Rupert Murdoch's son, James, insists he told the truth when he said he knew nothing of the widespread culture of phone hacking at the News of the World when he took over at News International in 2008. (Nov. 10)

The younger Murdoch will move from London to New York and remain a senior executive with New York-based News Corp., which owns the Wall Street Journal, Fox News and other media and entertainment properties, the company said. But his surprise resignation from British-based News International, which operates the Sun tabloid and Times of London newspaper, suggests that the phone-hacking allegations that engulfed the division last year are continuing to resonate.

Murdoch, 39, has widely been thought of as his father’s heir apparent at News Corp., which Rupert Murdoch built into a globe-straddling behemoth since inheriting two ailing Australian newspapers from his father in the early 1950s. James Murdoch has served a long apprenticeship under his father, moving successfully through several News Corp. divisions. Most company watchers thought he had eclipsed his older brother, Lachlan, and sister Elisabeth, both of whom have served in the company, as the next in line (a fourth child, Penelope, from the first of Murdoch’s three marriages, hasn’t been involved in the company).

But the Harvard-educated James Murdoch has been struggling to contain the damage from the hacking scandal ever since he took over the chairmanship of News International in 2007. For several years before his arrival, reporters and private investigators at the News International-owned tabloid News of the World intercepted private phone calls and messages to British celebrities, politicians and newsworthy individuals, including a young girl who had been kidnapped and later found murdered.

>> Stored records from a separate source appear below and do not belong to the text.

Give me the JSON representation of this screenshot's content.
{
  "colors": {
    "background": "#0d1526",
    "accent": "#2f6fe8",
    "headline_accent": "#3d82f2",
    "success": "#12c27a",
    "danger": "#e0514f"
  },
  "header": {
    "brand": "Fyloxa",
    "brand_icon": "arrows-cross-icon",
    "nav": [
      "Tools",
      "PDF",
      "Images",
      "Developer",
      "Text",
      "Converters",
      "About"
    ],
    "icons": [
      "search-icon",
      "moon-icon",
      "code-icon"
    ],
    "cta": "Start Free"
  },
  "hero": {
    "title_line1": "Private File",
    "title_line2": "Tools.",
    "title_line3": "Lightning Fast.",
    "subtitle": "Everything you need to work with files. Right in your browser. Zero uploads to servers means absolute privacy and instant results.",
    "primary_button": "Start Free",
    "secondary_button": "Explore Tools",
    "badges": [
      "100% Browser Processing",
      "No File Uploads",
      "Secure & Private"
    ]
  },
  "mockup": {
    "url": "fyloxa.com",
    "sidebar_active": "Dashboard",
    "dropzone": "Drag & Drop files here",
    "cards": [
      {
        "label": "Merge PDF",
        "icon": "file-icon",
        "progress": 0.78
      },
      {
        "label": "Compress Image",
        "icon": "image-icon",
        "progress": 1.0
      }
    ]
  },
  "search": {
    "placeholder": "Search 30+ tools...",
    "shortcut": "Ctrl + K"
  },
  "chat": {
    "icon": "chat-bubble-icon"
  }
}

The paper’s newsgathering methods also included bribing officers of Scotland Yard for information about ongoing investigations. A more recent government inquiry has exposed what a police official called “a culture of illegal payments” to government officials by executives and journalists at the Sun, Britain’s most popular newspaper.

News Corp. closed the News of the World last summer as the extent of its activities came to light. The scandal has led to more than a dozen arrests, several criminal convictions, millions of dollars in private settlements for victims and the resignations of top News International executives, including James Murdoch’s predecessor, Rebekah Brooks.

A lingering question is whether it has fatally damaged James, who has long maintained that he was unaware of the extent of the corruption within his organization.

James remains his father’s “preferred successor,” said Ian Hargreaves, a media expert at Cardiff University in Wales. “He thinks he is the right person and nothing that has happened so far in the U.K. newspaper scandal has deflected him from that view.” Removing James from the turmoil in London to take on an undefined role in News Corp.’s global television business — the company’s core business — indicates that James still has his father’s confidence, Hargreaves said.